Well you are creating a new node for each item your adding aren't you? or are you just changing the same node and then adding it again. If your doing the latter that is why your are looping indefinitely.
Code:
LinkedList mylist;
Node node;
node.Name="Henry";
mylist.AddNode(&node,1);
Node node2;
node2.Name="Charlie";
mylist.AddNode(&node2,1);
Node node3;
node3.Name="Betty";
mylist.AddNode(&node3,1);
Node node4;
node4.Name="frank";
mylist.AddNode(&node4,1);
mylist.DisplayName();
If you don't want to create a new node each time before you add it you could add code to your AddNode() member function to do it internally (probably preferred).

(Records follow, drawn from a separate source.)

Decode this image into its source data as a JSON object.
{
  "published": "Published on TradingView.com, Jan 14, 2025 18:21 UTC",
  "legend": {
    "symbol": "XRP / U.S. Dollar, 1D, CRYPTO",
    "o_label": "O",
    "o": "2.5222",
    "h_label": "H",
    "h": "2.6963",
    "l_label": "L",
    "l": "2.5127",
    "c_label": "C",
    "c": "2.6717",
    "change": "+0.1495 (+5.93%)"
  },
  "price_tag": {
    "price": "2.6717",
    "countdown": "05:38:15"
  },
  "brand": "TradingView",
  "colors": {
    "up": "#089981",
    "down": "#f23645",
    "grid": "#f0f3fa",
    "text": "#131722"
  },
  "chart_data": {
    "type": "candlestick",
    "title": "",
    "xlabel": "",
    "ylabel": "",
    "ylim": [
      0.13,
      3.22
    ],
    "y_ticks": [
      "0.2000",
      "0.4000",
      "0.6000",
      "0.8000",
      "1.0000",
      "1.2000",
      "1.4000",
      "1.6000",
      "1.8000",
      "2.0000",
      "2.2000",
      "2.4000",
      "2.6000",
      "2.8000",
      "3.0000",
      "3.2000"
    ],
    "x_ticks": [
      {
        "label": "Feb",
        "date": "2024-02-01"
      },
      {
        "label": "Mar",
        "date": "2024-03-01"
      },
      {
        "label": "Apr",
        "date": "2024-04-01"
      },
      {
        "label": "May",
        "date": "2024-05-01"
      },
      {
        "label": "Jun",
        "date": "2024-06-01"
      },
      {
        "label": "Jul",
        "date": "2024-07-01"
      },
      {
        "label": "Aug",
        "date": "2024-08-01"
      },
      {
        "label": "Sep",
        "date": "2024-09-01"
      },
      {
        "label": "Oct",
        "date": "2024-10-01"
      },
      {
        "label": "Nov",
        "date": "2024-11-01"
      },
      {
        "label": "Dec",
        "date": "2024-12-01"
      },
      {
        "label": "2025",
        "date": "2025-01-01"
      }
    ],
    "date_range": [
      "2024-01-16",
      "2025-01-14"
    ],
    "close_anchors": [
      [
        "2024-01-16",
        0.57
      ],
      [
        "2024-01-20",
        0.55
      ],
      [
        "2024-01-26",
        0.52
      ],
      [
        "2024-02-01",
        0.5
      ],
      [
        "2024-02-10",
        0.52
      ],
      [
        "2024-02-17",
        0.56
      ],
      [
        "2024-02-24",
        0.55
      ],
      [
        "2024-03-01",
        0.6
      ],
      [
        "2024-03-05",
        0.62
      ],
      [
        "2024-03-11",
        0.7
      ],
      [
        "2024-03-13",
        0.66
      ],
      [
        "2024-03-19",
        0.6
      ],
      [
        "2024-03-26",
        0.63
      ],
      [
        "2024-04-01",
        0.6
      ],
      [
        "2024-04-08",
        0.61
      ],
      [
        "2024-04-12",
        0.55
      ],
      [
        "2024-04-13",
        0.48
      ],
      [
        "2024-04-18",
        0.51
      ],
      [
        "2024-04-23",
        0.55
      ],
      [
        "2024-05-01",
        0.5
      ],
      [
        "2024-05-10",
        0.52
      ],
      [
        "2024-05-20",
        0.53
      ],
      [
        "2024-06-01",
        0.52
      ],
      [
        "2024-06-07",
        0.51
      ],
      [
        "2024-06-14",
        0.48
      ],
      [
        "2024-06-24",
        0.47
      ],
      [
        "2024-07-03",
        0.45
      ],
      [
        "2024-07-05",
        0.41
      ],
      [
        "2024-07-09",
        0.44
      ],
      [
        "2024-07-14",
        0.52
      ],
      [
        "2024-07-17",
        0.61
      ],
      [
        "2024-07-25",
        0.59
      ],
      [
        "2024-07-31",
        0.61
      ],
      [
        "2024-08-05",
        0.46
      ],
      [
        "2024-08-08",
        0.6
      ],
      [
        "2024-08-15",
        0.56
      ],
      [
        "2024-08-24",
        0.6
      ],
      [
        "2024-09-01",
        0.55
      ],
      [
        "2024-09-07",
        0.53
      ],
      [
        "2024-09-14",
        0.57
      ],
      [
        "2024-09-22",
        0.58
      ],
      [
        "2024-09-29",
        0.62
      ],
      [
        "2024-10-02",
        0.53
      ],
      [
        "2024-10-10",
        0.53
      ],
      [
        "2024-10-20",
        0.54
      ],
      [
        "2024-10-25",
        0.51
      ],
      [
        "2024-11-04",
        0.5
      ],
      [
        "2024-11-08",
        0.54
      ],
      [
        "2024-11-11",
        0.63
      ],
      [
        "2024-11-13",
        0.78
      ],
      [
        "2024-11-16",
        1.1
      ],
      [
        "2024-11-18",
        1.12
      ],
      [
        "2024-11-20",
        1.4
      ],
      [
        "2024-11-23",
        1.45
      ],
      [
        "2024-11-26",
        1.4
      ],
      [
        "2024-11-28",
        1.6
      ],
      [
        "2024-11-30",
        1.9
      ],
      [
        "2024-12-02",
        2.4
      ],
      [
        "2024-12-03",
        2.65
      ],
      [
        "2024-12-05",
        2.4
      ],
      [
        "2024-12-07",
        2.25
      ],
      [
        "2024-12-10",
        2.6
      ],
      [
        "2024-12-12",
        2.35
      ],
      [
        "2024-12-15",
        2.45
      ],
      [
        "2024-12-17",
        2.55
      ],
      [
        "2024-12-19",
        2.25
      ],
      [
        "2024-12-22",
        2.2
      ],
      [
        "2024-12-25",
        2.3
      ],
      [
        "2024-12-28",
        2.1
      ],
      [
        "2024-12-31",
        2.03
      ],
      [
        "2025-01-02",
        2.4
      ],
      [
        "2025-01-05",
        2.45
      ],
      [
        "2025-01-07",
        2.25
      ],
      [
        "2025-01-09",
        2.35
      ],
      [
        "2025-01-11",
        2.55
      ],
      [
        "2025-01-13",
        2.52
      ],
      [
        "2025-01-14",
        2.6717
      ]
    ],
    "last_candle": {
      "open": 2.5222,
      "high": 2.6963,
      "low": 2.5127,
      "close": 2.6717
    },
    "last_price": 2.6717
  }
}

That is basically what Elad was referring to. If you create the nodes outside your list then if or when you modify them outside of the list, it would change the list as well.
Code:
LinkedList mylist;
Node node;
node.Name="Henry";
mylist.AddNode(&node,1);
mylist.DisplayName();
node.Name="Betty";
mylist.DisplayName();// will display Name Betty as first node instead of Henry
I can see why you might want to pass a node if you have two lists and you want to transfer one node from one list to another. The nodes have already been created internally and you are just removing it from one list and inserting it into the other.